Bread may symbolise fertility, labour, peace or the element of earth - alternatively it may also represent the harmonious fusion of the four classical elements (grain from the earth, mixed with water and air and baked in fire) and thus life or mankind.
Sources
Archaeological find pushes the origin of bread back //a lot// further - allegedly they have found evidence of bread made ~68,000 BC.
Game and Story Use
- Note that for most of medieval Europe the standard diet involved a high proportion of bread, usually eaten with a stew known as conpanum ("with bread") made of whatever was to hand (usually vegetables, possibly flavoured with meat … the meat content increasing with status). For the poor, stale bread was simply soaked longer in the stew to soften it, or could be made up into a sort of porridge with hot water or milk. Richer people would (in some eras) actually use a thick slice of stale bread as a plate (known as a trencher) - these could be eaten as well, but were often changed several times during the meal and the spent ones given out to beggars as a form of alms.

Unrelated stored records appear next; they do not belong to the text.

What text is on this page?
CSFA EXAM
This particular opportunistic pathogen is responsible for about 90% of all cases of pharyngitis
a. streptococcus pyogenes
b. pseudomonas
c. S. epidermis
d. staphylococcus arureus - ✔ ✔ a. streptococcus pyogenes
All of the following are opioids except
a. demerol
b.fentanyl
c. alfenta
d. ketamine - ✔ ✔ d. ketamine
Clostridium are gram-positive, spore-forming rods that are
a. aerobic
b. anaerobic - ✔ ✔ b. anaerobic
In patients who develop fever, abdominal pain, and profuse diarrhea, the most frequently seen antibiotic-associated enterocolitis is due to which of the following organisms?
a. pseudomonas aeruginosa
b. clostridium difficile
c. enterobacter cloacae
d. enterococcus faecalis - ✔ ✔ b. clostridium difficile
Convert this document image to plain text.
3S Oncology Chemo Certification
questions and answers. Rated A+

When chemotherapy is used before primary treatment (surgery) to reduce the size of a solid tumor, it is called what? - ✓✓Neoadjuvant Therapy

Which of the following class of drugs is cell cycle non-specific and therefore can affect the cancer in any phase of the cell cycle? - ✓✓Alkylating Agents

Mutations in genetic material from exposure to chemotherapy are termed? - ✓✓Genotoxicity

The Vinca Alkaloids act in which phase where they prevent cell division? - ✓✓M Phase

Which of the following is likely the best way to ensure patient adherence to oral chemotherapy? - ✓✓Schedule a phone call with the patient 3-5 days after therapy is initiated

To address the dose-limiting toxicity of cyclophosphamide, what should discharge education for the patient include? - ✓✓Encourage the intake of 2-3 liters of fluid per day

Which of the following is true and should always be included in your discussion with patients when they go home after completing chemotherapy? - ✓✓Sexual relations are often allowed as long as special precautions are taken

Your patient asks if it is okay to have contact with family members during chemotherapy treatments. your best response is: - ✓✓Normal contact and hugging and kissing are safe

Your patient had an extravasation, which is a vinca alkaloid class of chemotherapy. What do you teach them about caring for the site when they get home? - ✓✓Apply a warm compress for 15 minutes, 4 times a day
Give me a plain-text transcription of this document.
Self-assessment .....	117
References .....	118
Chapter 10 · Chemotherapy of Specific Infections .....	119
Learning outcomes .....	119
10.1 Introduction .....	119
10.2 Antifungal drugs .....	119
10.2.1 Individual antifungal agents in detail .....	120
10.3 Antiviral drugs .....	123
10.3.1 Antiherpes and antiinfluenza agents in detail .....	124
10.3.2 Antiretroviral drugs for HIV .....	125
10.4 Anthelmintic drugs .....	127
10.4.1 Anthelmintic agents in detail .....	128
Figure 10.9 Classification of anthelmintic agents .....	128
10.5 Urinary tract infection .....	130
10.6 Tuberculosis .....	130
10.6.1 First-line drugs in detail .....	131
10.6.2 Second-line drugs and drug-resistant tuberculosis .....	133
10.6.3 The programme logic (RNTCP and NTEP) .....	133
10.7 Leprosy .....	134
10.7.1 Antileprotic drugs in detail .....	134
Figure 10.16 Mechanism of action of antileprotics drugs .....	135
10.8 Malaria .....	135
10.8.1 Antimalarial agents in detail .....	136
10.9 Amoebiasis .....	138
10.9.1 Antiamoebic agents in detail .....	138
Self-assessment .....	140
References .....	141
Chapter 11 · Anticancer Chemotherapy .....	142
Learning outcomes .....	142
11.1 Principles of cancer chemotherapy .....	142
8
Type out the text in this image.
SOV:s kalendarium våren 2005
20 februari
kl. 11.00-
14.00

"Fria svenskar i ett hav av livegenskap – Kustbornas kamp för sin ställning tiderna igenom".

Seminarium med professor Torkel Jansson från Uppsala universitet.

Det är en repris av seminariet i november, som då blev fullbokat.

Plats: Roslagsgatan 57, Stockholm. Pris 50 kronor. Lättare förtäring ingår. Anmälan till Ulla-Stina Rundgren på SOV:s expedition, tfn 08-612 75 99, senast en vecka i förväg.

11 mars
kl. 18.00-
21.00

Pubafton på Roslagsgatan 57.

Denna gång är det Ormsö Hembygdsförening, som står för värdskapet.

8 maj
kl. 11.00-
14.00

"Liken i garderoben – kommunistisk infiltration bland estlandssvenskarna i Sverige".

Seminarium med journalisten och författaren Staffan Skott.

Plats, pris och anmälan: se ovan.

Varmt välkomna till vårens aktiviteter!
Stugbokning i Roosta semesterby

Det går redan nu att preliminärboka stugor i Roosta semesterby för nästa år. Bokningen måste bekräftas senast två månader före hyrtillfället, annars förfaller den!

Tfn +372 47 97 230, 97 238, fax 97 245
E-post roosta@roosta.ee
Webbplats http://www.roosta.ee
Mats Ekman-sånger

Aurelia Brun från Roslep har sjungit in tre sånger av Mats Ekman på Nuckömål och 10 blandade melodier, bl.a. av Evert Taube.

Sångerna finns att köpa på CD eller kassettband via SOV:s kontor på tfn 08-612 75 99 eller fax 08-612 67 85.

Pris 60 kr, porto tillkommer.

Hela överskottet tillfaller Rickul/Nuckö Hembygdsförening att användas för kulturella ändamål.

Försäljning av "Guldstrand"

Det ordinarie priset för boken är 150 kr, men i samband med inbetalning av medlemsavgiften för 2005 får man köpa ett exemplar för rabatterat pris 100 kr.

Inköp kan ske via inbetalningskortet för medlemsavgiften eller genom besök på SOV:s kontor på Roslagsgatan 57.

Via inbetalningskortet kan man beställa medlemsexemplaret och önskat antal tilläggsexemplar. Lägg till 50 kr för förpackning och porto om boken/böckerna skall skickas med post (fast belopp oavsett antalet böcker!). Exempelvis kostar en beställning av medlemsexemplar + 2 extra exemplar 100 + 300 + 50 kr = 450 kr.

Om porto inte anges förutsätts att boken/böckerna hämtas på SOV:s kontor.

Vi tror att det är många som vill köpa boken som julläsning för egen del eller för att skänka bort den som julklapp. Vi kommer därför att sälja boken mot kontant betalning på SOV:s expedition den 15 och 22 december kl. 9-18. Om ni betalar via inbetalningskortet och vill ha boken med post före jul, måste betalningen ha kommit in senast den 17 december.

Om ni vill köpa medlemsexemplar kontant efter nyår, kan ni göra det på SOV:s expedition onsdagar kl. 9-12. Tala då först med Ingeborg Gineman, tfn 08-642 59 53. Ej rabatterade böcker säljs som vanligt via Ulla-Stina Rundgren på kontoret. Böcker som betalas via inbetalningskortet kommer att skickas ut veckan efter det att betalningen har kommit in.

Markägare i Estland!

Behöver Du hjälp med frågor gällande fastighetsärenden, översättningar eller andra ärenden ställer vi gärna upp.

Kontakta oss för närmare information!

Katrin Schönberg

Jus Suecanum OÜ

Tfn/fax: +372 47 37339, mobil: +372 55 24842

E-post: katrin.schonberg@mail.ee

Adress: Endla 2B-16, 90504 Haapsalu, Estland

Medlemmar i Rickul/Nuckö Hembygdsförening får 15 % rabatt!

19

- Hardtack biscuit was long a military speciality - from the infamous ship's biscuit of the Royal Navy back to the bucellum of the Roman legions (and probably before). Things like "Biscuits AB" (the AB meaning "alternative bread") and MRE Crackers carry this on into the present day … and will doubtless continue to do so.
- For the fantasy fans, there are always things like cram (mainly an exercise in chewing) and lembas and their many pseudo-Tolkenian imitators.
- Adventurers of various kinds are likely to eat a lot of camp breads of one kind or another.